Officials say the main pressure to eradicate corruption is coming not from the West but from the Ukrainian people. Public outrage over electoral fraud and government corruption sparked two revolutions in the country, and in 2019, similar anger propelled Zelensky to the presidency on a promise to eradicate corruption.

But while such rhetoric might appeal to Ukrainian voters – and Western politicians – it risks raising unrealistic expectations, experts say.

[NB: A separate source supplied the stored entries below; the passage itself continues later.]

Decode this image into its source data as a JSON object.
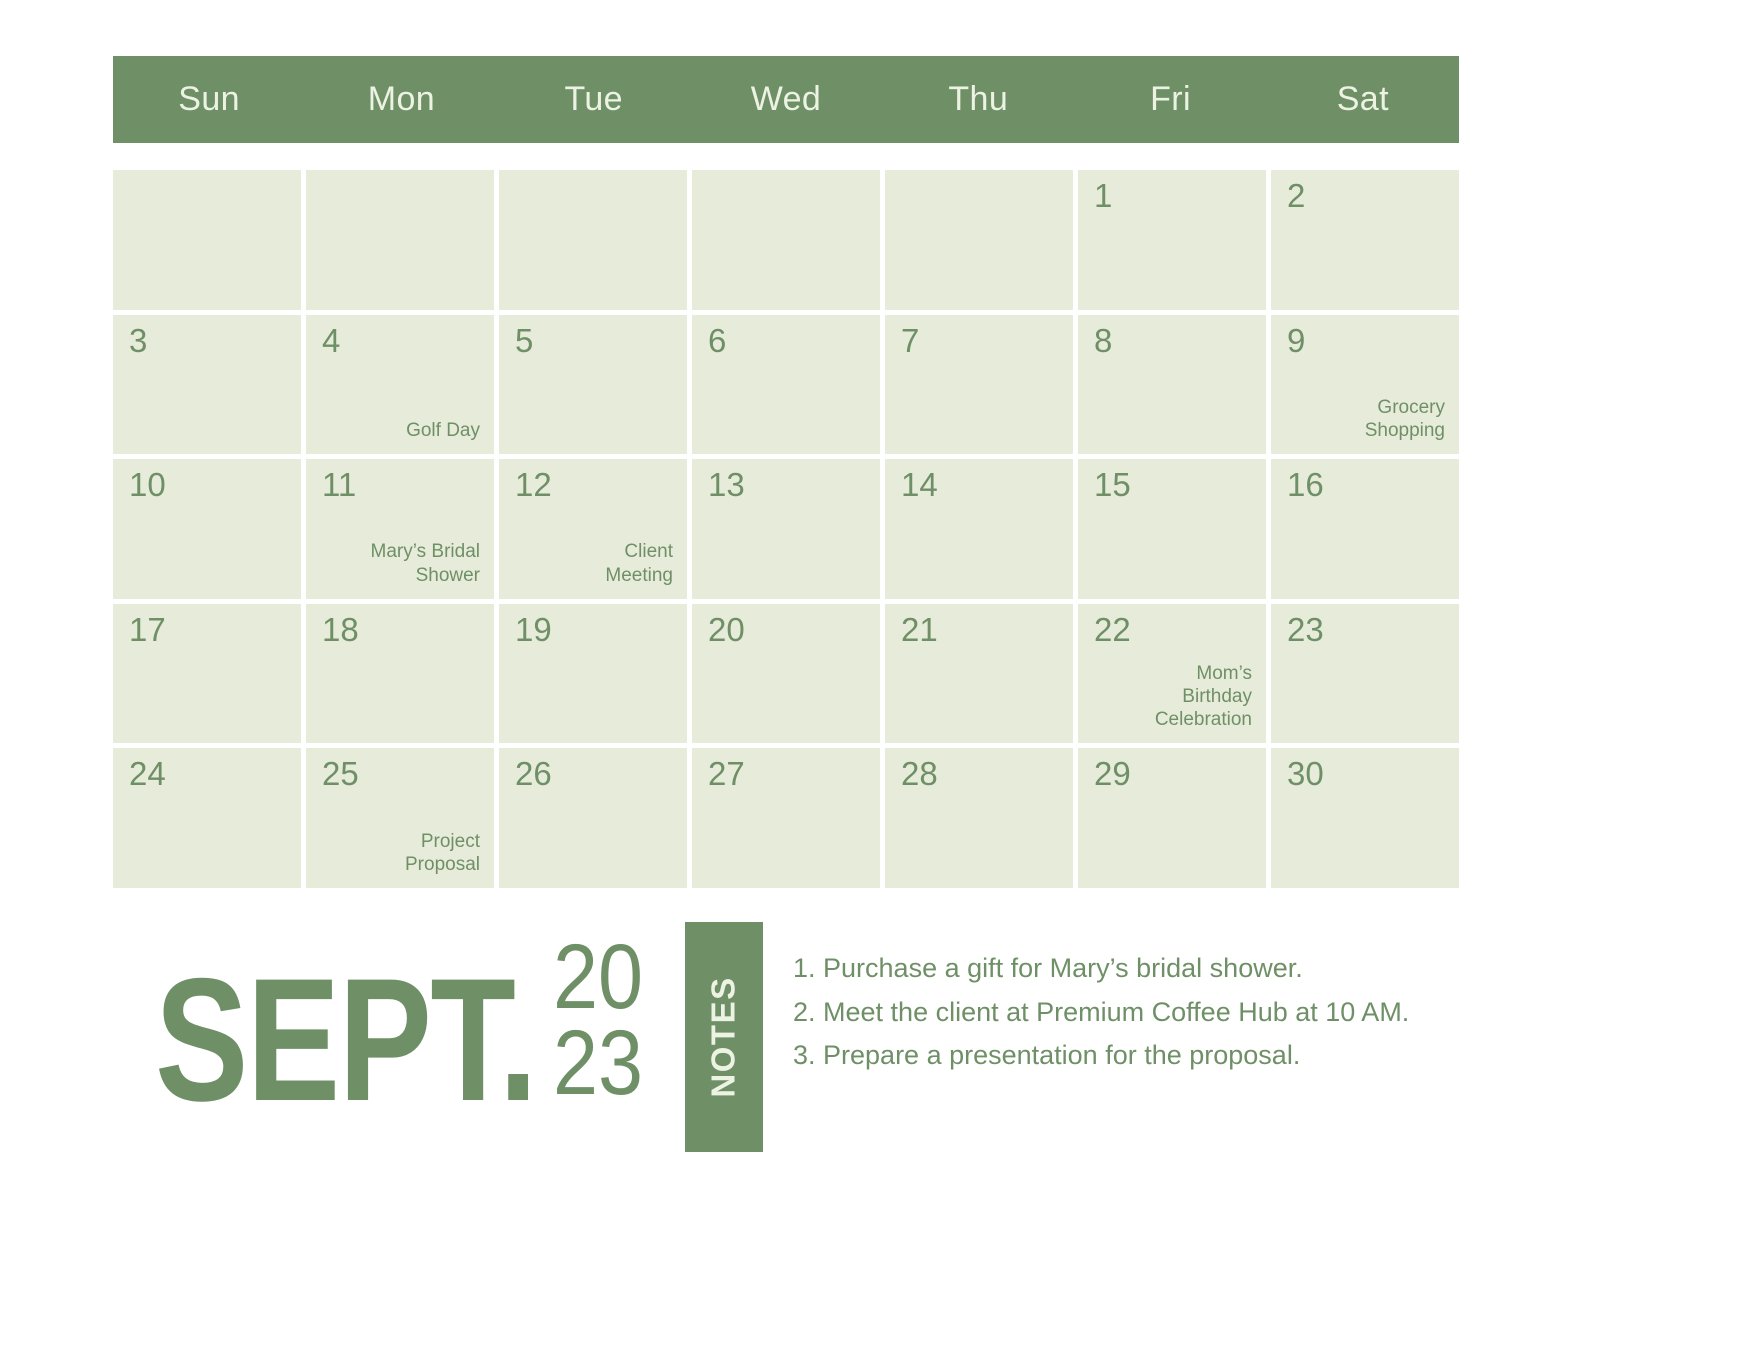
{
  "header": {
    "weekdays": [
      "Sun",
      "Mon",
      "Tue",
      "Wed",
      "Thu",
      "Fri",
      "Sat"
    ],
    "band_color": "#6f9067",
    "text_color": "#edf3e3"
  },
  "calendar": {
    "month_label": "SEPT.",
    "year_line_1": "20",
    "year_line_2": "23",
    "cell_color": "#e7ecda",
    "accent_color": "#6f9067",
    "weeks": [
      [
        {
          "day": "",
          "events": ""
        },
        {
          "day": "",
          "events": ""
        },
        {
          "day": "",
          "events": ""
        },
        {
          "day": "",
          "events": ""
        },
        {
          "day": "",
          "events": ""
        },
        {
          "day": "1",
          "events": ""
        },
        {
          "day": "2",
          "events": ""
        }
      ],
      [
        {
          "day": "3",
          "events": ""
        },
        {
          "day": "4",
          "events": "Golf Day"
        },
        {
          "day": "5",
          "events": ""
        },
        {
          "day": "6",
          "events": ""
        },
        {
          "day": "7",
          "events": ""
        },
        {
          "day": "8",
          "events": ""
        },
        {
          "day": "9",
          "events": "Grocery\nShopping"
        }
      ],
      [
        {
          "day": "10",
          "events": ""
        },
        {
          "day": "11",
          "events": "Mary’s Bridal\nShower"
        },
        {
          "day": "12",
          "events": "Client\nMeeting"
        },
        {
          "day": "13",
          "events": ""
        },
        {
          "day": "14",
          "events": ""
        },
        {
          "day": "15",
          "events": ""
        },
        {
          "day": "16",
          "events": ""
        }
      ],
      [
        {
          "day": "17",
          "events": ""
        },
        {
          "day": "18",
          "events": ""
        },
        {
          "day": "19",
          "events": ""
        },
        {
          "day": "20",
          "events": ""
        },
        {
          "day": "21",
          "events": ""
        },
        {
          "day": "22",
          "events": "Mom’s\nBirthday\nCelebration"
        },
        {
          "day": "23",
          "events": ""
        }
      ],
      [
        {
          "day": "24",
          "events": ""
        },
        {
          "day": "25",
          "events": "Project\nProposal"
        },
        {
          "day": "26",
          "events": ""
        },
        {
          "day": "27",
          "events": ""
        },
        {
          "day": "28",
          "events": ""
        },
        {
          "day": "29",
          "events": ""
        },
        {
          "day": "30",
          "events": ""
        }
      ]
    ]
  },
  "notes": {
    "tab_label": "NOTES",
    "items": [
      "1. Purchase a gift for Mary’s bridal shower.",
      "2. Meet the client at Premium Coffee Hub at 10 AM.",
      "3. Prepare a presentation for the proposal."
    ]
  }
}
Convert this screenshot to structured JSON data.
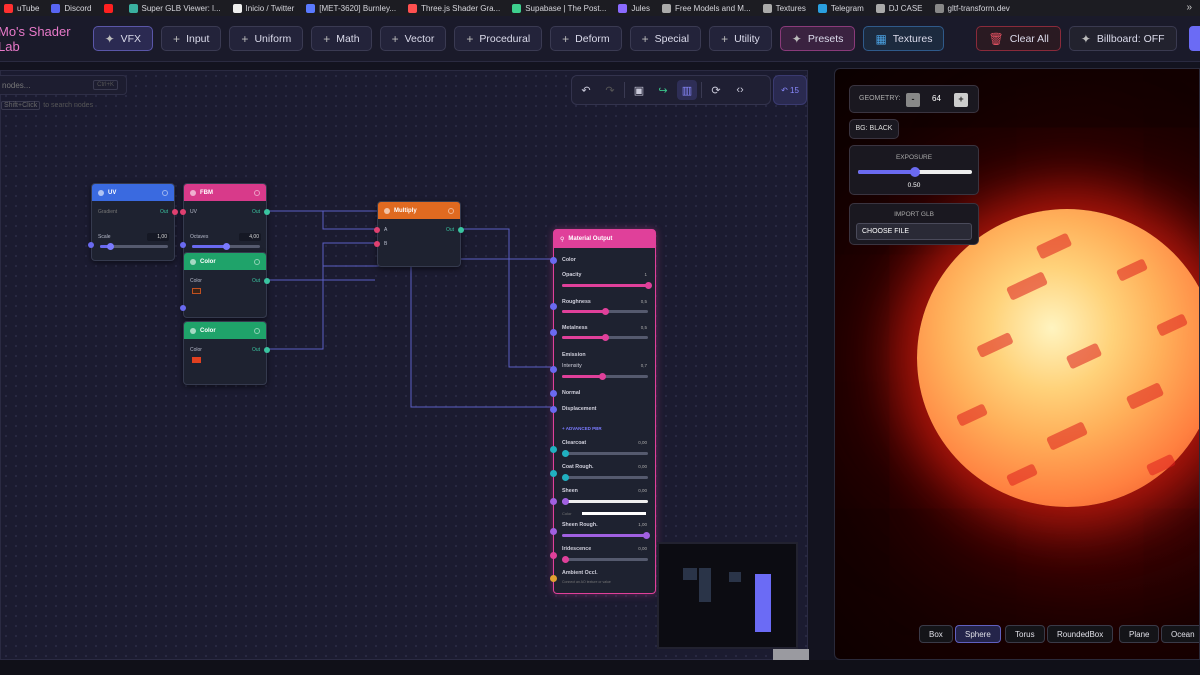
{
  "bookmarks": [
    {
      "label": "uTube",
      "color": "#ff3030"
    },
    {
      "label": "Discord",
      "color": "#5865f2"
    },
    {
      "label": "",
      "color": "#ff2020"
    },
    {
      "label": "Super GLB Viewer: l...",
      "color": "#3ab0a0"
    },
    {
      "label": "Inicio / Twitter",
      "color": "#eeeeee"
    },
    {
      "label": "[MET-3620] Burnley...",
      "color": "#5a7aff"
    },
    {
      "label": "Three.js Shader Gra...",
      "color": "#ff5050"
    },
    {
      "label": "Supabase | The Post...",
      "color": "#3ecf8e"
    },
    {
      "label": "Jules",
      "color": "#8a6aff"
    },
    {
      "label": "Free Models and M...",
      "color": "#aaaaaa"
    },
    {
      "label": "Textures",
      "color": "#aaaaaa"
    },
    {
      "label": "Telegram",
      "color": "#2aa0e0"
    },
    {
      "label": "DJ CASE",
      "color": "#aaaaaa"
    },
    {
      "label": "gltf-transform.dev",
      "color": "#888888"
    }
  ],
  "bookmarks_more": "»",
  "app": {
    "title": "Mo's Shader Lab"
  },
  "toolbar": {
    "vfx": "VFX",
    "input": "Input",
    "uniform": "Uniform",
    "math": "Math",
    "vector": "Vector",
    "procedural": "Procedural",
    "deform": "Deform",
    "special": "Special",
    "utility": "Utility",
    "presets": "Presets",
    "textures": "Textures",
    "clear_all": "Clear All",
    "billboard": "Billboard: OFF"
  },
  "search": {
    "placeholder": "nodes...",
    "shortcut": "Ctrl+K",
    "hint_key": "Shift+Click",
    "hint_text": "to search nodes"
  },
  "undo_count": "15",
  "nodes": {
    "uv": {
      "title": "UV",
      "out": "Out",
      "row1": "Gradient",
      "scale_label": "Scale",
      "scale_value": "1,00",
      "scale_fraction": 0.14
    },
    "fbm": {
      "title": "FBM",
      "out": "Out",
      "row1": "UV",
      "octaves_label": "Octaves",
      "octaves_value": "4,00",
      "octaves_fraction": 0.5
    },
    "color1": {
      "title": "Color",
      "out": "Out",
      "label": "Color",
      "swatch": "#3a2418"
    },
    "color2": {
      "title": "Color",
      "out": "Out",
      "label": "Color",
      "swatch": "#e04020"
    },
    "multiply": {
      "title": "Multiply",
      "out": "Out",
      "a": "A",
      "b": "B"
    }
  },
  "material_output": {
    "title": "Material Output",
    "color": "Color",
    "opacity_label": "Opacity",
    "opacity_value": "1",
    "opacity_fraction": 1.0,
    "roughness_label": "Roughness",
    "roughness_value": "0,5",
    "roughness_fraction": 0.5,
    "metalness_label": "Metalness",
    "metalness_value": "0,5",
    "metalness_fraction": 0.5,
    "emission": "Emission",
    "intensity_label": "Intensity",
    "intensity_value": "0,7",
    "intensity_fraction": 0.47,
    "normal": "Normal",
    "displacement": "Displacement",
    "advanced": "ADVANCED PBR",
    "clearcoat_label": "Clearcoat",
    "clearcoat_value": "0,00",
    "coat_rough_label": "Coat Rough.",
    "coat_rough_value": "0,00",
    "sheen_label": "Sheen",
    "sheen_value": "0,00",
    "sheen_color_label": "Color",
    "sheen_rough_label": "Sheen Rough.",
    "sheen_rough_value": "1,00",
    "iridescence_label": "Iridescence",
    "iridescence_value": "0,00",
    "ao_label": "Ambient Occl.",
    "ao_hint": "Connect an AO texture or value"
  },
  "preview": {
    "geometry_label": "GEOMETRY:",
    "geometry_value": "64",
    "minus": "-",
    "plus": "+",
    "bg": "BG: BLACK",
    "exposure_label": "EXPOSURE",
    "exposure_value": "0.50",
    "exposure_fraction": 0.5,
    "import_label": "IMPORT GLB",
    "choose_file": "CHOOSE FILE",
    "shapes": [
      "Box",
      "Sphere",
      "Torus",
      "RoundedBox",
      "Plane",
      "Ocean"
    ],
    "selected_shape": "Sphere"
  }
}
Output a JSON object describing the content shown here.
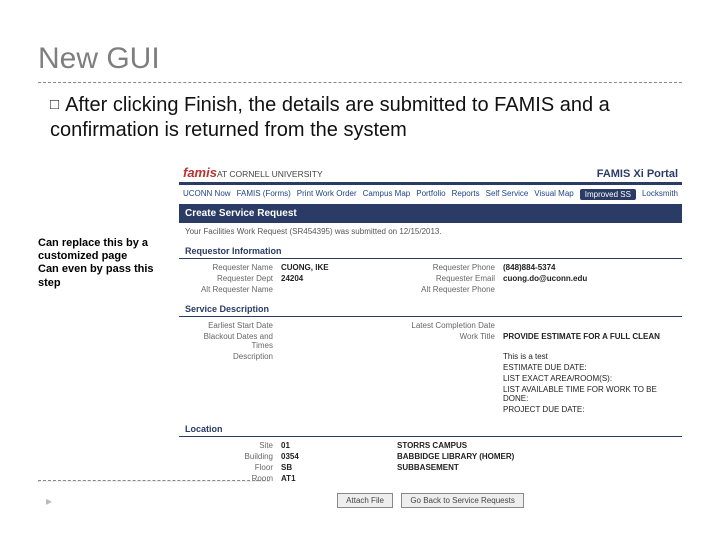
{
  "title": "New GUI",
  "bullet_prefix": "After",
  "bullet_rest": " clicking Finish, the details are submitted to FAMIS and a confirmation is returned from the system",
  "note_line1": "Can replace this by a customized page",
  "note_line2": "Can even by pass this step",
  "famis": {
    "brand": "famis",
    "brand_sub": "AT CORNELL UNIVERSITY",
    "portal": "FAMIS Xi Portal",
    "tabs": [
      "UCONN Now",
      "FAMIS (Forms)",
      "Print Work Order",
      "Campus Map",
      "Portfolio",
      "Reports",
      "Self Service",
      "Visual Map"
    ],
    "tab_active": "Improved SS",
    "tab_last": "Locksmith",
    "bar": "Create Service Request",
    "msg": "Your Facilities Work Request (SR454395) was submitted on 12/15/2013.",
    "sect_req": "Requestor Information",
    "req": {
      "name_lbl": "Requester Name",
      "name_val": "CUONG, IKE",
      "phone_lbl": "Requester Phone",
      "phone_val": "(848)884-5374",
      "dept_lbl": "Requester Dept",
      "dept_val": "24204",
      "email_lbl": "Requester Email",
      "email_val": "cuong.do@uconn.edu",
      "altname_lbl": "Alt Requester Name",
      "altname_val": "",
      "altphone_lbl": "Alt Requester Phone",
      "altphone_val": ""
    },
    "sect_svc": "Service Description",
    "svc": {
      "start_lbl": "Earliest Start Date",
      "start_val": "",
      "comp_lbl": "Latest Completion Date",
      "comp_val": "",
      "black_lbl": "Blackout Dates and Times",
      "black_val": "",
      "title_lbl": "Work Title",
      "title_val": "PROVIDE ESTIMATE FOR A FULL CLEAN",
      "desc_lbl": "Description",
      "desc_l1": "This is a test",
      "desc_l2": "ESTIMATE DUE DATE:",
      "desc_l3": "LIST EXACT AREA/ROOM(S):",
      "desc_l4": "LIST AVAILABLE TIME FOR WORK TO BE DONE:",
      "desc_l5": "PROJECT DUE DATE:"
    },
    "sect_loc": "Location",
    "loc": {
      "site_lbl": "Site",
      "site_val": "01",
      "site_desc": "STORRS CAMPUS",
      "bldg_lbl": "Building",
      "bldg_val": "0354",
      "bldg_desc": "BABBIDGE LIBRARY (HOMER)",
      "floor_lbl": "Floor",
      "floor_val": "SB",
      "floor_desc": "SUBBASEMENT",
      "room_lbl": "Room",
      "room_val": "AT1",
      "room_desc": ""
    },
    "btn_attach": "Attach File",
    "btn_back": "Go Back to Service Requests"
  }
}
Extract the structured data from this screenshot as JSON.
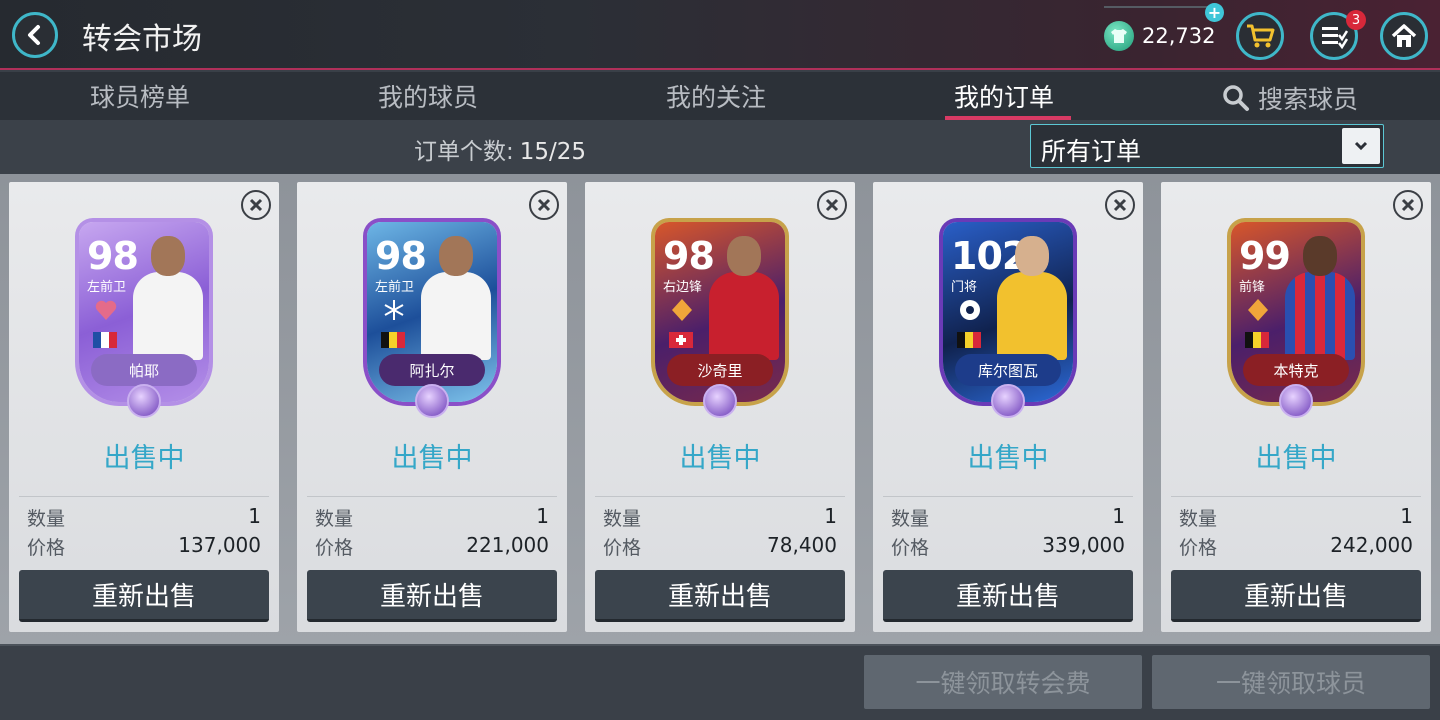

The key to these efforts lies in judicial reform, the “cornerstone” of the fight against corruption, says Daria Kaleniuk, head of the Anti-Corruption Action Center, one of Ukraine’s main corruption watchdogs.

“If judges are corrupt, society is lawless and there is a risk of drifting into autocracy,” Kaleniuk said.

For some, the biggest setback would be if Russia won the war.

“In wartime, we have journalists who investigate corruption cases,” said Yaroslav Yurchyshin, the former head of Transparency International in Ukraine and now an opposition member of parliament. “Does that also happen in Russia or Belarus?”

Stefanishyna said there was “an enormous tendency”, driven by Russian propaganda, to view Ukraine as a “failed state”.

“Whatever we do will never be seen as a real success,” Stefanishyna said. But given the billions of dollars in aid flowing to Kyiv, she understands that Ukraine must be seen as “holier than the Pope.”